= Open reading frame =

DNA section marked with start and stop codon of different length

Sample sequence showing three different possible reading frames. Start codons are highlighted in purple, and stop codons are highlighted in red.

In molecular biology and genetics, reading frames are defined as spans of DNA sequence between the start and stop codons. Usually, this is considered within a studied region of a prokaryotic DNA sequence, where only one of the six possible reading frames will be "open" (the "reading", however, refers to the RNA produced by transcription of the DNA and its subsequent interaction with the ribosome in translation). Such an open reading frame (ORF) may contain a start codon (usually AUG in terms of RNA) and by definition cannot extend beyond a stop codon (usually UAA, UAG or UGA in RNA). That start codon (not necessarily the first) indicates where translation may start. The transcription termination site is located after the ORF, beyond the translation stop codon. If transcription were to cease before the stop codon, an incomplete protein would be made during translation.

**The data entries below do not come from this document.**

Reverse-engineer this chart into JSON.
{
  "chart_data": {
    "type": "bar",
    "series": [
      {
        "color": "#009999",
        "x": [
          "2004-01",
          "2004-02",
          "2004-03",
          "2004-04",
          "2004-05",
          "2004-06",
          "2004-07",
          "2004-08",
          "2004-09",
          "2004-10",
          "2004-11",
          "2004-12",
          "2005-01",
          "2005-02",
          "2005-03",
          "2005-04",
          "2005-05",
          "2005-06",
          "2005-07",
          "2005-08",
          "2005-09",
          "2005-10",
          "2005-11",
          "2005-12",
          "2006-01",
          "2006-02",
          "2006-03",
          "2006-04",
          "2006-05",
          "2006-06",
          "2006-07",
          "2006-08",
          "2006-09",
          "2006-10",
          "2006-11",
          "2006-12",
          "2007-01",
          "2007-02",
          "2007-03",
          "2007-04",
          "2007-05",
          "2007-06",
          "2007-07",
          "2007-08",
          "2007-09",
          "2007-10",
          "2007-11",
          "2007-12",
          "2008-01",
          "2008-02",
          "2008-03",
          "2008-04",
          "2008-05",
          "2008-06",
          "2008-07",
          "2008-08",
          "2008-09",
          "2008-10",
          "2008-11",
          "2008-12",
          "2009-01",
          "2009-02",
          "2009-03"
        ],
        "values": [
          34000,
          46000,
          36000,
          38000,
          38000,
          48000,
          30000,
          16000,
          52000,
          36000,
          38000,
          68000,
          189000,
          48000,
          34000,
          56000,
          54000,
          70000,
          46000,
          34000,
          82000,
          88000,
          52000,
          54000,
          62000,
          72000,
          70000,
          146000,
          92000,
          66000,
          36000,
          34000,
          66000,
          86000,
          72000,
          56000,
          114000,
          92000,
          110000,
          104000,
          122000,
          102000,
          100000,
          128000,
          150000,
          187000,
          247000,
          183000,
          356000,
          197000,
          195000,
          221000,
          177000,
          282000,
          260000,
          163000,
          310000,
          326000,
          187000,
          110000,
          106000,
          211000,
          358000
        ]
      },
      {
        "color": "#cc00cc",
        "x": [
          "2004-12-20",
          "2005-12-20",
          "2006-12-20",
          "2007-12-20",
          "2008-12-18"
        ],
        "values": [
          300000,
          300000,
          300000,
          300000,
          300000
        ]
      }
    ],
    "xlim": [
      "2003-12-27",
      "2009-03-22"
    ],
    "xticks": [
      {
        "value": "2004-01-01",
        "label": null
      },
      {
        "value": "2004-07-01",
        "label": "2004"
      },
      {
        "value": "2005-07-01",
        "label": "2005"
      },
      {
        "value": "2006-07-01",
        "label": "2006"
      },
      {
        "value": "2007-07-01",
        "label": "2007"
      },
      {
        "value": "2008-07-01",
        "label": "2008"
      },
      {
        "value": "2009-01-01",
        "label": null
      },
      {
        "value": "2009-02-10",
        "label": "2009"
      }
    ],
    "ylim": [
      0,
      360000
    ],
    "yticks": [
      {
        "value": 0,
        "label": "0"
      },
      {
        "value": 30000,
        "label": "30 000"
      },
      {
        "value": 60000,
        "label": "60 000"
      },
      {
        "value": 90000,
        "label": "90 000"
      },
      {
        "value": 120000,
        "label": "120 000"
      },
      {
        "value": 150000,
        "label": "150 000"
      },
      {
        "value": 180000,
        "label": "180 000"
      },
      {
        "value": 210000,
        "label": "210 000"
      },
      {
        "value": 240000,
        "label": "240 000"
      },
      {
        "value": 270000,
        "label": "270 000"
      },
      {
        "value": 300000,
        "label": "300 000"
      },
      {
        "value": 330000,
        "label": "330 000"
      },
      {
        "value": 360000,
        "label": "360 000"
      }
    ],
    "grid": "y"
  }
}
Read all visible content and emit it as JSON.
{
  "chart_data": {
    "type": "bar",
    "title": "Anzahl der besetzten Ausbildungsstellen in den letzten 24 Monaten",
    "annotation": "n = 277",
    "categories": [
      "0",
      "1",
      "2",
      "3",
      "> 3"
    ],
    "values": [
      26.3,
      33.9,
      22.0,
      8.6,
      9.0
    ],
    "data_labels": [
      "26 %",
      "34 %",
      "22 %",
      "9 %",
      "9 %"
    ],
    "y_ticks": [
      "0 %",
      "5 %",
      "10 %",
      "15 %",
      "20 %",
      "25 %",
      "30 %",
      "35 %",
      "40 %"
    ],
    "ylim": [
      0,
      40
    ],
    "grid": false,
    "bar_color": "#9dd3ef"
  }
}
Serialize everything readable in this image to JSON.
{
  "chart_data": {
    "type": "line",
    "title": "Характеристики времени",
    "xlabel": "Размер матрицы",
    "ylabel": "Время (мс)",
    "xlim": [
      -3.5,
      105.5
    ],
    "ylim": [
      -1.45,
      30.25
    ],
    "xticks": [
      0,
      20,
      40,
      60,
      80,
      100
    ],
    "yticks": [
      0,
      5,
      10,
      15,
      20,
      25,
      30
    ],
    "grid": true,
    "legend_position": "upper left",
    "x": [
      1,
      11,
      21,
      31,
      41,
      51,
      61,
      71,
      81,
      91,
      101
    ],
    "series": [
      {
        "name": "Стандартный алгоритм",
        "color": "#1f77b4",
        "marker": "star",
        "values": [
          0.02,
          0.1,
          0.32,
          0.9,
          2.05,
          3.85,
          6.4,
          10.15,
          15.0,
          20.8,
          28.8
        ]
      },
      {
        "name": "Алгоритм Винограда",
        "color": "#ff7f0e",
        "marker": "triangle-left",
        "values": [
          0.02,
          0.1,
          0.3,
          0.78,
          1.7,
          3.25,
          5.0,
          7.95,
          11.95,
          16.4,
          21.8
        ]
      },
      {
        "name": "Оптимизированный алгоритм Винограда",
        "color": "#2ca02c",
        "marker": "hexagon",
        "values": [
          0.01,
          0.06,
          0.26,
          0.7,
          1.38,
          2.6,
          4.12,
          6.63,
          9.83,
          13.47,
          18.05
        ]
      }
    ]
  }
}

In eukaryotic genes with multiple exons, introns are removed and exons are then joined together after transcription to yield the final messenger RNA (mRNA) for protein translation. In the context of gene finding, the start-stop definition of an ORF therefore only applies to spliced mRNAs, not genomic DNA, since introns may contain stop codons and/or cause shifts between reading frames. An alternative definition says that an ORF is a sequence that has a length divisible by three and is bounded by stop codons. This more general definition can be useful in the context of transcriptomics and metagenomics, where a start or stop codon may not be present in the obtained sequences. Such an ORF corresponds to parts of a gene rather than the complete gene.

==Significance==
One common use of open reading frames (ORFs) is as one piece of evidence to assist in gene prediction. Long ORFs are often used, along with other evidence, to initially identify candidate protein-coding regions or functional RNA-coding regions in a DNA sequence. The presence of an ORF does not necessarily mean that the region is always translated. For example, in a randomly generated DNA sequence with an equal percentage of each nucleotide, a stop-codon would be expected once every 21 codons. A simple gene prediction algorithm for prokaryotes might look for a start codon followed by an open reading frame that is long enough to encode a typical protein, where the codon usage of that region matches the frequency characteristic for the given organism's coding regions. Therefore, some authors say that an ORF should have a minimal length, e.g. 100 codons or 150 codons. By itself even a long open reading frame is not conclusive evidence for the presence of a gene.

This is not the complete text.